Postby Amira Tair » Oct 20, 2009 6:33 am

My favourite Rochester is Welles, too. I think he is the one who comes nearer to the character, although I'd like to see Timothy Dalton, that must be an interesting take in the character, too.
I've read Mrs. Gaskell's Life of Charlotte Brontë, and more bibliography - especially book introductions - about them, and I have to say that this family fascinates me. They seem to have had such a natural talent since childhood. I've always wondered what great writers were lost with the early death of Maria and Elizabeth, the two eldest daughters. Maria, especially, was supposed to be a very intelligent child. Did you know that she was the inspiration for Helen Burns?
Changing subject - or rather, sister ;) , I also like Wuthering Heights a lot, although not as much as Jane Eyre. The story is gripping, the writing wild and passionate, as the landscape, but I don't find the main characters so relatable, and their story does not move me as JE.

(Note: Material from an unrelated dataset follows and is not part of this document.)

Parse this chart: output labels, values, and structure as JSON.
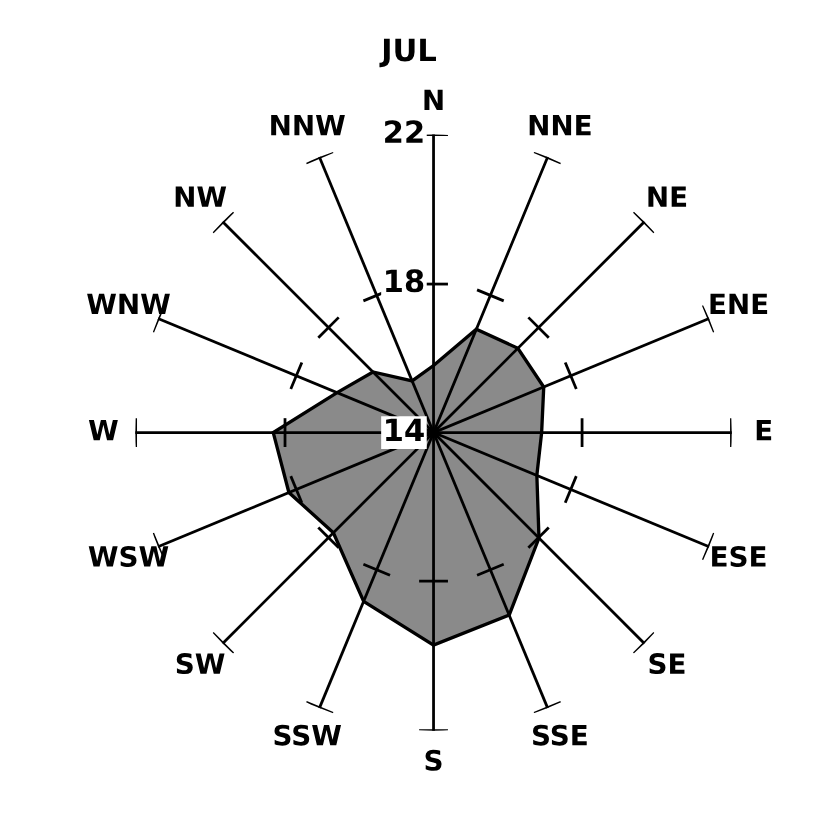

Has anyone read anything about Anne Brontë? She seems to be quite forgotten, and she is not a bad writer. I think her problem is that she is not as good as her sisters, and therefore receives less attention, whereas had she been another, she would have been more remembered. I read both her novels, and liked them, especially The Tenant of Wildfeld Hall. It deals with somewhat difficult themes, not usually present in 19th century literature. I'd like to see what you think of it. Agnes Grey is more conventional, though, but worth reading, too.